Я сказал, что у нас на сегодня еще шесть адресов; мы пообещали зайти к ней, на этот раз специально, через пару дней и принести подробные проспекты.

— Ну, мальчики, заходите обязательно, — сказала она уже на пороге. — А если у вас там вдруг порча или какие проблемы, так я обязательно помогу.

Мы попрощались.

— Яснее некуда, — сказал Марголин, — похоже, она что-то такое узнала, что для ее глаз или ушей не было предназначено, и до смерти перепугалась. То ли запугали, то ли сама поняла, что туда лучше не соваться. Вот и сбежала в Канаду и прячется от всех: и от коллег, и от подруг.

— А может ей просто все до лампочки, кроме себя, любимой? — спросил я.

— Ну, разумеется, нет, — ответил Марголин, — с чего это ты взял.

У меня были некоторые сомнения, но я промолчал. Мы вернулись к его «Субару» и, позвякивая на поворотах и рытвинах, двинулись в сторону Иерусалима. Начало темнеть, запахи улеглись, и в тусклом воздухе города обозначилось влажное присутствие ночной прохлады. На тротуарах загорелись фонари, наполнились светом витрины; на перекрестках и автобусных остановках появились стайки девиц со смуглой кожей, чувственными лицами и пустыми глазами. Они были одеты в узкие джинсы по бедрам, тесные юбки и тугие короткие блузки; желтые блики отражались на чуть потной светящейся коже, выпуклых загорелых животах и маленьких колечках, вставленных в пупок. Марголин же, как выяснилось, рассматривал не их, а наших эмигрантов — девушек в мини-юбках, кофточках с вырезом почти до талии и стриженных наголо парней в полуспортивных костюмах.

— Ну и хари тут у них, — сказал он, подумав. — Так все чакры бы и поотрывал.

4

Но мы обнаружили, что находимся в тупике. Еще раз побывали у этой бабы и даже прямым текстом попытались расспросить ее про работу подруги, смерть Рабина и пули.

— Да что-то там такое было, — ответила она равнодушно и снова заговорила о своем ребенке, его нереализованном потенциале и возможности получать от нашего фонда ежемесячную тысячу шекелей.

— Либо она великая актриса, — сказал я потом Марголину, — либо она и правда ничего не знает.

— Либо ей все фиолетово, — сказал он.

— Либо и то, и другое, — подытожил я.

От родителей же пропавшей медсестры нам так и не удалось ничего добиться.

— Мы должны кинуть наживку, — сказал Марголин.

— И как ты собираешься это делать? — спросил я.

— А ты? — ответил он.

— Я, — сказал я, — никак. Но на даче мы всегда прикармливали рыбу кашей еще с вечера. Просто бросали ее в воду, а с восходом приплывали на то же место.

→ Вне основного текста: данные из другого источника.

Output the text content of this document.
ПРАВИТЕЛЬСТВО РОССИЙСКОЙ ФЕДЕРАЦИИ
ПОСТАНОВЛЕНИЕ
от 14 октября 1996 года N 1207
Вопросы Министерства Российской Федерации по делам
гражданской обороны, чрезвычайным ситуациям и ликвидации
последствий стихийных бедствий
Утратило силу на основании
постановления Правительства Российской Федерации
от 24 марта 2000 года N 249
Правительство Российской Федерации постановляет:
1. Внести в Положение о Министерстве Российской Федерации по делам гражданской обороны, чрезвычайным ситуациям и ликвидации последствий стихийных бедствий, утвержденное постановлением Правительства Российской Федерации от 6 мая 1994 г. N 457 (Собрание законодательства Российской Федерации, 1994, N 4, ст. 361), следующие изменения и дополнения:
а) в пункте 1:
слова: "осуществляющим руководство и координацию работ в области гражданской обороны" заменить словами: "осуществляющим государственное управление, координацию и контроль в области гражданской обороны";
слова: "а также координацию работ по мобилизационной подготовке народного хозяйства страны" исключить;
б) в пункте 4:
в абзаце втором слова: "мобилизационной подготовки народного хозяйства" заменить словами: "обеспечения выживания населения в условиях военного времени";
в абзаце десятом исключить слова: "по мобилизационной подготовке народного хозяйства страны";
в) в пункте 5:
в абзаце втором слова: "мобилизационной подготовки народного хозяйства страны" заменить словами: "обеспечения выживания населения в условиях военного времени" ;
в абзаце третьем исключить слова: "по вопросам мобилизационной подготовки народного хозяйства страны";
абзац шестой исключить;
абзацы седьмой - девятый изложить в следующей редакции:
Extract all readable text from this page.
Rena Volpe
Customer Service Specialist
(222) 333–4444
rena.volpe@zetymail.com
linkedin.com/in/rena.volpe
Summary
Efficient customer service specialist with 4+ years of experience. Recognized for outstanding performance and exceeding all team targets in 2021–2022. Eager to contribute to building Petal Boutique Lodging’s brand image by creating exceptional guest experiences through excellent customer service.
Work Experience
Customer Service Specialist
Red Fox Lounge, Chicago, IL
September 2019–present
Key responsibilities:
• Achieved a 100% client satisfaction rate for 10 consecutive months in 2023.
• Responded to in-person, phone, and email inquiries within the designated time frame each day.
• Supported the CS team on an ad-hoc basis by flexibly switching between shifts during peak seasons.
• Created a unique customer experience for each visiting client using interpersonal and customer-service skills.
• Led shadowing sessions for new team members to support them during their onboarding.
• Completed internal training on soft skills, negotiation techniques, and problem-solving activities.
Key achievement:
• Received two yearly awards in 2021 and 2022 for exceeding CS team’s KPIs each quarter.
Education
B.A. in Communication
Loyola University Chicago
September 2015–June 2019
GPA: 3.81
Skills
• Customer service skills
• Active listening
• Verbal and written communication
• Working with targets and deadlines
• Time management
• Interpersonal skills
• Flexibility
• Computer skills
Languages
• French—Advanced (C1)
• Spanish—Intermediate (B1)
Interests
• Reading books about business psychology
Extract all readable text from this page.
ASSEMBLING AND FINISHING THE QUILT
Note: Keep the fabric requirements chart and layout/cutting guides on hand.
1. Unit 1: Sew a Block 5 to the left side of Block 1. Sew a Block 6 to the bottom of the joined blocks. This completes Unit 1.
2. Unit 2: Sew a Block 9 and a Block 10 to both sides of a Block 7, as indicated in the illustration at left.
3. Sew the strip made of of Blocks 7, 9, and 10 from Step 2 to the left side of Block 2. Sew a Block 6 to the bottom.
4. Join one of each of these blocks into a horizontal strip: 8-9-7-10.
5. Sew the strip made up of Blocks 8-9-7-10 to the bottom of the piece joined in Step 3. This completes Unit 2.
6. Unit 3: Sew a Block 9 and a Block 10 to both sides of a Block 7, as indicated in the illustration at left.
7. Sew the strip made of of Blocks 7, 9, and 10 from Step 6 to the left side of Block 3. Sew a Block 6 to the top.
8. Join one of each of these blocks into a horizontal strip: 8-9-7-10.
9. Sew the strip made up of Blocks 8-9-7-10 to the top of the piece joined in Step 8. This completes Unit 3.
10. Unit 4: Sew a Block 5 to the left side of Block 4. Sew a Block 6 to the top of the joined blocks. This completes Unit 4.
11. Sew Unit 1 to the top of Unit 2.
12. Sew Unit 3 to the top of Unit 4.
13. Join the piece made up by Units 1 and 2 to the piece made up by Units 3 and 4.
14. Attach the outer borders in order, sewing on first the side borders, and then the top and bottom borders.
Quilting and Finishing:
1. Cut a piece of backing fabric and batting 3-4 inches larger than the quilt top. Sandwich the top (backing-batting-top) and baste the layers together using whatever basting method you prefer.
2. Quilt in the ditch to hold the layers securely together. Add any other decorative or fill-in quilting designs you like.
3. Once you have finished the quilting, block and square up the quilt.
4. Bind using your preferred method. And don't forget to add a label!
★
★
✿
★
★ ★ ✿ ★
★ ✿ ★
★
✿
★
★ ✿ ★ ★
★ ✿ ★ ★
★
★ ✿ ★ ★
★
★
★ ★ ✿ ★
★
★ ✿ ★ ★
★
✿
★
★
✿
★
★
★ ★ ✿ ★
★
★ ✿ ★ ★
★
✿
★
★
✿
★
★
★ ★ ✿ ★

— Замечательная идея, — сказал он, и через несколько дней кинул мне линк на сделанный им сайт. Сайт назывался «В ожидании Истины» и был посвящен, как объяснял подзаголовок, «свидетельствам, гипотезам, вымыслам, домыслам и фантазиям по поводу смерти покойного Ицхака Рабина». Чуть позже он изготовил ивритскую и английскую версии. Нам писали много, с воодушевлением и возмущением, иногда с бранью, но — и это с удивительным постоянством — без всяких доказательств.

Мне же было предписано в качестве компенсации сделать отдельное «сообщество», посвященное той же теме, в рамках большого проекта, называвшегося «Личный дневник». В «Личном дневнике» десятки тысяч людей, именовавших себя «юзерами», что, впрочем вполне им подходило, рассказывали день за днем о том, что произошло в их жизни, о том, что они считали своими переживаниями, мыслями и чувствами. Желающие знакомиться с мыслями тех или иных «юзеров» вносили себя в список их «френдов» — термин, который по некоторому малопонятному недоразумению они переводили как «друзья» — и ежедневно получали сводный лист размышлений и исповедей своих избранников.

— Это прекрасный образ дружбы в нынешнем мире, — сказал Марголин, — но от меня ты не дождешься, чтобы я там что-нибудь открыл.

Моего же «юзера» я назвал «винторогий»; день за днем, прочитывая мысли «друзей» «винторогого», я узнавал о том, как им скучно и не хочется работать, как лень вставать по утрам и куда они ходили вечером, какую музыку переписали у знакомых, что сказала секретарша на работе, что они увидели в своих бесконечных и бесцельных движениях по интернету. Одна девушка, которую я «зафрендил» чуть ли не в первую очередь, по нескольку раз в день писала о том, что ее «никто не любит», а многочисленные респонденты обоего пола ее в этом разубеждали. Поскольку сообщения в «Личном дневнике» назывались «постами», про эту девушку было принято говорить, что она «часто постится». Другая девица постоянно хвасталась деньгами своего мужа и подробно рассказывала о количестве звезд в гостиницах, где они останавливались. Парни же рассуждали о жизни, компьютерах и политике. Помимо создания «винторогого», я открыл «сообщество», посвященное смерти Рабина, и подписал моего зверя на получение всех записей, оставленных в этом сообществе. Впрочем, все эти записи оказывались абсолютно бессодержательными, пока однажды, войдя в это сообщество под псевдонимом «козел отпущения», я не оставил невнятное и туманное сообщение об операции «Лонгинес». Ответы не заставили себя ждать.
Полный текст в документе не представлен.